The effect of Poulvac E. coli on the immune response to concurrent AI H5 and NDV vaccinations was evaluated by the detection of antibody titers at different ages against each particular agent by the HI test. Results have shown that the use of Poulvac E. coli on day-old or day 7 with prior antibiotic prophylaxis in the first three days does not affect the immune response to these vaccines. Also, there was an improvement in both viral agents' immune responses, particularly in group A1 (LS-7dV-Ch)21,24.

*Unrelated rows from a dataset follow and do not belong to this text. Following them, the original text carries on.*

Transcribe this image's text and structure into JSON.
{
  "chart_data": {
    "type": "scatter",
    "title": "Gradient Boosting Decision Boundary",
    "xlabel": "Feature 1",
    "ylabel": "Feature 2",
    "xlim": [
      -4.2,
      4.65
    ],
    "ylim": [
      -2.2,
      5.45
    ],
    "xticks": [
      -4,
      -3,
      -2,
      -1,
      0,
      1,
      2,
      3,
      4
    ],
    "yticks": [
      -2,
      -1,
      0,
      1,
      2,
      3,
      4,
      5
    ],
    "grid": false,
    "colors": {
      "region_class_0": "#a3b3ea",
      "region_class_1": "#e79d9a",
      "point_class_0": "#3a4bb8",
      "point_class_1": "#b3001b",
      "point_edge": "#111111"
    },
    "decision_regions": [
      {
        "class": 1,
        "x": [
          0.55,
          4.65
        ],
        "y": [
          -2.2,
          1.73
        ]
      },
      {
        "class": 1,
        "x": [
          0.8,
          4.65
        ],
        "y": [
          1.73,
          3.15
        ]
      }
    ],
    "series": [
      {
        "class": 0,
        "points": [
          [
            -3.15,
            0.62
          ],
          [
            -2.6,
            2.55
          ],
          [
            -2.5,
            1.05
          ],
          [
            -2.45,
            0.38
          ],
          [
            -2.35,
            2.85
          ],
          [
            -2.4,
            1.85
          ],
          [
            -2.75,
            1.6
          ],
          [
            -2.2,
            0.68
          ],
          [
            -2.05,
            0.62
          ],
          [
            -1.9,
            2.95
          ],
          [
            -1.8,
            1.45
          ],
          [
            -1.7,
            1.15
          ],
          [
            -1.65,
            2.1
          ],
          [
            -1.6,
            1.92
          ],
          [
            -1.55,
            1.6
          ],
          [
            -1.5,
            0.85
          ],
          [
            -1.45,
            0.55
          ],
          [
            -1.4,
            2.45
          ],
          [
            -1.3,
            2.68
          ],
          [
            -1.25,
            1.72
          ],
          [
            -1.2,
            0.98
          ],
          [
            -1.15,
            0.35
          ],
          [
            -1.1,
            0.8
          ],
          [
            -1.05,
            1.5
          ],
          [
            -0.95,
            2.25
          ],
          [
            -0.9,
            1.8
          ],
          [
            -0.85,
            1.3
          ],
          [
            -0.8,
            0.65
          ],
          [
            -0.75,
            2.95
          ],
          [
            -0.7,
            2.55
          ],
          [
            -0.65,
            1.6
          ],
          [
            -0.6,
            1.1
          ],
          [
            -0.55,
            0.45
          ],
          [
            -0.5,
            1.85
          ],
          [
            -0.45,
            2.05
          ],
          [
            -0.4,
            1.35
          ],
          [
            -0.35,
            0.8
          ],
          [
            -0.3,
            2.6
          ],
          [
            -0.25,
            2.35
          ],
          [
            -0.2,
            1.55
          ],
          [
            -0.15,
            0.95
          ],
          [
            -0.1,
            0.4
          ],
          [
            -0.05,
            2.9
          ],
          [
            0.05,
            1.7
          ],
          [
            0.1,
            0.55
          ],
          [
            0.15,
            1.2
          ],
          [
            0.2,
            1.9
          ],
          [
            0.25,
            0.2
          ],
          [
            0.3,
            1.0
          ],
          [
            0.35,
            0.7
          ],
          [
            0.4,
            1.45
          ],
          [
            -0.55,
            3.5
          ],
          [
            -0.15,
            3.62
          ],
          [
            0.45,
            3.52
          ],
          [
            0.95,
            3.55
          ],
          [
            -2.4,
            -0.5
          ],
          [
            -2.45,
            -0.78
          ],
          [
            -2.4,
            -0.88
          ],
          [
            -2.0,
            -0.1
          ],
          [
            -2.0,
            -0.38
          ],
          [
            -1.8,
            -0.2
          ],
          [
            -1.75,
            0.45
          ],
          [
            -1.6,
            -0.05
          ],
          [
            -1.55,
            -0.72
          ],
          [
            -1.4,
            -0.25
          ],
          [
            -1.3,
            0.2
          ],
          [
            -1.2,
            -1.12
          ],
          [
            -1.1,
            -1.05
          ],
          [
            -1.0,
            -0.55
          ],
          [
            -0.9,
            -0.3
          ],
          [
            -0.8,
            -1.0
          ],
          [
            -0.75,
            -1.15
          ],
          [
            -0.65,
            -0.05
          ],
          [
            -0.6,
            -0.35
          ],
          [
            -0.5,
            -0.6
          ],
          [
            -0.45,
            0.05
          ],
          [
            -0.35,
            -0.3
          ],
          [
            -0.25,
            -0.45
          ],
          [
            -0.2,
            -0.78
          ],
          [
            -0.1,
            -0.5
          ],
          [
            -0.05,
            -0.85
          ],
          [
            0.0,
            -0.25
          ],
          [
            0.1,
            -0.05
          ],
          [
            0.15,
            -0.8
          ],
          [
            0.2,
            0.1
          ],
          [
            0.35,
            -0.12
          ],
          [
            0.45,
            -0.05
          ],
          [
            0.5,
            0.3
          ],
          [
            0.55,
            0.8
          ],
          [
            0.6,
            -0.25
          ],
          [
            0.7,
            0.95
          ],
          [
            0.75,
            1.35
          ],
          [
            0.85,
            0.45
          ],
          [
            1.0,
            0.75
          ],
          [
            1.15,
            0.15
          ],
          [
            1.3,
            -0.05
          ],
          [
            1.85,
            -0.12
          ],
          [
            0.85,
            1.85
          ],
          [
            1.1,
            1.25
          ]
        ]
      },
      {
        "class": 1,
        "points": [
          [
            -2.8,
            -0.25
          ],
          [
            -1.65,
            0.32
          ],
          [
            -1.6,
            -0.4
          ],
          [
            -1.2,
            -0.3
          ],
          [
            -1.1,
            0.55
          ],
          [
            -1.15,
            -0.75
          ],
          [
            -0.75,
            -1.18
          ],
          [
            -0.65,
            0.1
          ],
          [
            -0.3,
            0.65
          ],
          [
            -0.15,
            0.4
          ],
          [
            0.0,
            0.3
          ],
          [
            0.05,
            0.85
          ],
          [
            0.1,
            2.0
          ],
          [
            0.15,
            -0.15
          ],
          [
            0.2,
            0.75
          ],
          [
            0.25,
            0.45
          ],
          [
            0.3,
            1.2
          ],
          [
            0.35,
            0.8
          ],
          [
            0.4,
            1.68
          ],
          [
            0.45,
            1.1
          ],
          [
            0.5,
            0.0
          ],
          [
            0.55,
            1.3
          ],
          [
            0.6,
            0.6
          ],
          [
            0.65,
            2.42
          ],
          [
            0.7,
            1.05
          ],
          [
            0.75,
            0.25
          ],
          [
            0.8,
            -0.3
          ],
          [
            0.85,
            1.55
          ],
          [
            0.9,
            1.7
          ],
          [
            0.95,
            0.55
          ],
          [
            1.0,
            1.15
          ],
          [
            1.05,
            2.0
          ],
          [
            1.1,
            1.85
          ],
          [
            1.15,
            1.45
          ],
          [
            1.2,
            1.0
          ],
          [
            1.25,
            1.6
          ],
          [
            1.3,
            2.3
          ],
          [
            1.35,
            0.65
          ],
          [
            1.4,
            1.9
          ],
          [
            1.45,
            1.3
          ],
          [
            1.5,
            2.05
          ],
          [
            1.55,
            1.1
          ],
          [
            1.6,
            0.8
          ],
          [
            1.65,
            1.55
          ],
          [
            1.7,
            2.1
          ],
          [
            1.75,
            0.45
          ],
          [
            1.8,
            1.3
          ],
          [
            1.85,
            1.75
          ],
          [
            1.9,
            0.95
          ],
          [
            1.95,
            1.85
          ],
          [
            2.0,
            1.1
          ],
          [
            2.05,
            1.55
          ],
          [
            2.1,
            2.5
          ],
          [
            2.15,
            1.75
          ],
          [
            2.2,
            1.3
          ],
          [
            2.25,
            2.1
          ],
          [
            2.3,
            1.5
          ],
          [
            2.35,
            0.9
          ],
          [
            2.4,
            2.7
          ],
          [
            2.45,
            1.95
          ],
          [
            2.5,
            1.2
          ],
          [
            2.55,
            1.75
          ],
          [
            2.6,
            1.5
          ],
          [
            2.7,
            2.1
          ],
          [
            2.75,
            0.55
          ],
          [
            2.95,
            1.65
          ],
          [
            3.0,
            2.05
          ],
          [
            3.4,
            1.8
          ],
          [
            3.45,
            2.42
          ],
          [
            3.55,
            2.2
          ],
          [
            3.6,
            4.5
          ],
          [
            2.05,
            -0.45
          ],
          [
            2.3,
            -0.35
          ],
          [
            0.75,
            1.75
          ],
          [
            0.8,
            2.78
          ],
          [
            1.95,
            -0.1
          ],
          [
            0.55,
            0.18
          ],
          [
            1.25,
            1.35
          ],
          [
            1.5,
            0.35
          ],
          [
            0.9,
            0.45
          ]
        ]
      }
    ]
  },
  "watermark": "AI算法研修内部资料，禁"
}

The histopathological examination results showed a normal histological pattern of tracheas collected from birds of non-challenged groups with mild histopathological changes in the liver from the same birds. While the histopathological severity index varied between the different challenged groups, birds of group A1(LS-7dV-Ch) showed the mildest tracheal (mild focal thickening of the epithelium with submucosal lymphocytes nodules + 1) and liver lesions (focal aggregation of histiocytes in the liver), followed by birds in groups B1(En-7dV-Ch) & C1(1dV-Ch) (moderate lesions) and D1(En-Nv-Ch) (severe lesions), respectively.

These results suggest that treatments with the Poulvac E. coli vaccine significantly reduced the severity of lesions in both the trachea and liver compared to the non-vaccinated group D1(En-Nv-Ch) with a higher level of protection in group A1 (LS-7dV-Ch)21,25. The serum biochemical parameters were aligned with clinical signs, mortality, necropsy, and histopathology findings where group A1(LS-7dV-Ch) showed significant differences in total protein, urea, and creatinine compared to group D1 (En-Nv-Ch). Higher total protein, combined with a lack of difference in total albumin, indicates higher globulin levels in group A1 (LS-7dV-Ch) birds. Meanwhile, urea and creatinine levels in groups A1(LS-7dV-Ch) and C1(1dV-Ch) were significantly lower than in groups B1(En-7dV-Ch) and D1(En-Nv-Ch).

Conclusion

These results conclude the efficacy of Poulvac E. coli given at seven days old by coarse spray was not compromised by prior Linco-Spectin 100 medication at 1st 3 days in commercial broilers. On the other hand, the enrofloxacin level slightly interfered with this vaccine's interaction and the chick's immune system. The protection may not have been as complete as reflected in the 10% mortality. This study proves that Poulvac E. coli at seven days of age, together with Linco-Spectin 100 during the first 3 days, gave the best results in terms of protection and performance in the ME that has a high presence of avian pathogenic E. coli field challenge.